A Kitimat resident was in Ottawa this week, one of six people across the country being recognized for their work on gender equality and related matters within their communities.

Linda Slanina, the executive director of the Tamitik Status of Women, received one of this year’s Governor General’s Awards in Commemoration of the Persons Case from newly-installed Governor-General Julie Payette at her official residence, Rideau Hall.

The Persons Case is so named when five women in 1929 won a court appeal stating that the word ‘person’ in a section of federal legislation included women as well as men.

Slanina’s involvement in Kitimat stretches back to close to four decades with one of her first commitments being part of the group to open the community’s first telephone crisis line in the mid-1980s. She served as president of the group from 1987 to 1993.

“We really had no money to do it,” Slanina recalls of the crisis line establishment. “We’d hold bake sales and have tag days.”

Telus installed lines to the homes of each volunteer so that when their turn to answer the line came around, they’d plug in a phone to that line.

Slanina, who moved to Kitimat with her family from Nanaimo as a 13-year-old in 1970, says her involvement in the community is rooted in her family’s philosophy of helping others.

“My parents would take in youth who were having difficulties with the permission of their families as well as extended family,” said Slanina of the influences of her childhood.

“So I’d say my philosophy is really modeled after my parents.”

She also grew more aware of disparities between girls and boys in the schoolyards and, as the years went on, in employment opportunities for women within the Kitimat workforce.

“I could see in our community little or no oppportunities for women. They were mostly jobs in the service industry,” Slanina continued. “The industrial jobs typically went to the men.”
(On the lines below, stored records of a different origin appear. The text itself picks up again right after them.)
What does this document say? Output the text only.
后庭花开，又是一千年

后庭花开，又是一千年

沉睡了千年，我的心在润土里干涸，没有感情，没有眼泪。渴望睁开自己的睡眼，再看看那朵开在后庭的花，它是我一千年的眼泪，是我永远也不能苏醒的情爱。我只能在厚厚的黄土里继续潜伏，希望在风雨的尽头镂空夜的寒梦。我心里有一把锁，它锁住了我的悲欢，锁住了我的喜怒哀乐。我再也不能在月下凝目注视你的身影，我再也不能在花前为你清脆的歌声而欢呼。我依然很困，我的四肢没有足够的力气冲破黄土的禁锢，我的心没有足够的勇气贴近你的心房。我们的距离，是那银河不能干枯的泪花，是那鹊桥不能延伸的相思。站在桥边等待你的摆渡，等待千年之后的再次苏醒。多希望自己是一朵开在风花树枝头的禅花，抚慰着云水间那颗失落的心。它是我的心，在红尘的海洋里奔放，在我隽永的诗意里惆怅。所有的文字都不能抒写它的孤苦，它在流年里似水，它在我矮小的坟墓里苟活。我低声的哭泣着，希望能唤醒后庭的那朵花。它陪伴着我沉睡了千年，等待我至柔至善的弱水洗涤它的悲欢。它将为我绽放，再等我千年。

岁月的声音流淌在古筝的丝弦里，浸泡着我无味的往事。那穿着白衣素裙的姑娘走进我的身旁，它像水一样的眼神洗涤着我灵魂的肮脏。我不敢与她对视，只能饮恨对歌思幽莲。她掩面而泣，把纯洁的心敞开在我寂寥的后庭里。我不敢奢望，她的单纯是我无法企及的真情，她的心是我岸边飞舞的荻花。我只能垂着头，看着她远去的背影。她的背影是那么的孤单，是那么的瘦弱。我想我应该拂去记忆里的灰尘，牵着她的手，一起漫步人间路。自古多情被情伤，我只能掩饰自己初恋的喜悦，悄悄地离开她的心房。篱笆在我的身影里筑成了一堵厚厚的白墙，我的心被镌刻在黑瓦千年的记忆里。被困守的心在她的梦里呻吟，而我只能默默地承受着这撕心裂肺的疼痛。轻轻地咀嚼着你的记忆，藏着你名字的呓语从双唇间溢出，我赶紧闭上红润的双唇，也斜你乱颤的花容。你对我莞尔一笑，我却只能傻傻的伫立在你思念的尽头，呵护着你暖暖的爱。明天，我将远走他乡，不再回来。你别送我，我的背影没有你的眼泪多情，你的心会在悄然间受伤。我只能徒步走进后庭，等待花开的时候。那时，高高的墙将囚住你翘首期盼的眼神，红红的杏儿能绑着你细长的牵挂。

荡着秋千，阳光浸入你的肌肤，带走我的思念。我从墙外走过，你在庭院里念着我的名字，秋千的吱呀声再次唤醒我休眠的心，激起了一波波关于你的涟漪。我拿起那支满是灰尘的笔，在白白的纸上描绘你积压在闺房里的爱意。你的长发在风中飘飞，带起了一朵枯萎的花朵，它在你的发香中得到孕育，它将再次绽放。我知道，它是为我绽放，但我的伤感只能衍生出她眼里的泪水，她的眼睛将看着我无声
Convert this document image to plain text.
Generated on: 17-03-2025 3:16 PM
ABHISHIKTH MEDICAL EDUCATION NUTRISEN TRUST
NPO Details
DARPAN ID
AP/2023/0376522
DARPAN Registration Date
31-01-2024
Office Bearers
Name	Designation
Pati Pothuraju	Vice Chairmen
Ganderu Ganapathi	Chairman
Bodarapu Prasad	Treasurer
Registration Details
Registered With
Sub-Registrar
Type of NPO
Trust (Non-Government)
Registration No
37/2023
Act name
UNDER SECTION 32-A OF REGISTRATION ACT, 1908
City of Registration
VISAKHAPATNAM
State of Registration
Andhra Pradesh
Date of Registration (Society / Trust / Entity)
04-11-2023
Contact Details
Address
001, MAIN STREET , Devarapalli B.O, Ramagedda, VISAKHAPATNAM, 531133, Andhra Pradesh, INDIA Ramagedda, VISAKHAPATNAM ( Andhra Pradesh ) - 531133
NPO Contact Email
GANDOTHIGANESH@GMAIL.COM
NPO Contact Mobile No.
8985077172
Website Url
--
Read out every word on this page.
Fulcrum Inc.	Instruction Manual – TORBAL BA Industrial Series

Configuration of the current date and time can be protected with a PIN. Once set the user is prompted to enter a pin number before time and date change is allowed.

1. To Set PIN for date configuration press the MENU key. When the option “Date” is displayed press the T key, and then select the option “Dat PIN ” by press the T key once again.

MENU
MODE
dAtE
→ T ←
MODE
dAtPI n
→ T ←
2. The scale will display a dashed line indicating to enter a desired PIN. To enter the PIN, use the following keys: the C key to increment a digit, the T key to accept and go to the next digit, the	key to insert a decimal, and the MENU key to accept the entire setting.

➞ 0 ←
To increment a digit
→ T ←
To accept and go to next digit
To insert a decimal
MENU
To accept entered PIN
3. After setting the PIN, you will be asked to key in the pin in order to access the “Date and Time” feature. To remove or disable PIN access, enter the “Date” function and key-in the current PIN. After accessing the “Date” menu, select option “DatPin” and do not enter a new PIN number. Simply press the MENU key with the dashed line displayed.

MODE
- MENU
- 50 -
Her community work continued into the 1990s, being one of the group which worked to open Dunmore Place, a shelter that continues to provide a safe place for women experiencing violence.

She’s been the executive director of the Tamitik Status of Women since 2003, having begun there as an administrative assistant in 1993.

One of the largest and more complicated projects Slanina was involved in was setting up the transition house.

“Since it was the first and specific for women, there was lots of backlash,” she said.

If Slanina is being recognized for her work, she also acknowledges the efforts of others.

“Every day I’m blessed to work with the women here,” she said of the Tamitik organization.

Slanina’s community efforts have extended to other groups such as the former Aluminum City Telethon Society beginning in the early 1980 which was transformed to the Kitimat Community Foundation in 2011.

Aside from the award ceremony at Rideau Hall, Slanina and the other recipients were introduced in the House of Commons and were guests at an official dinner.

The Persons Case Awards are timed to coincide with October being designated as Women’s History Month.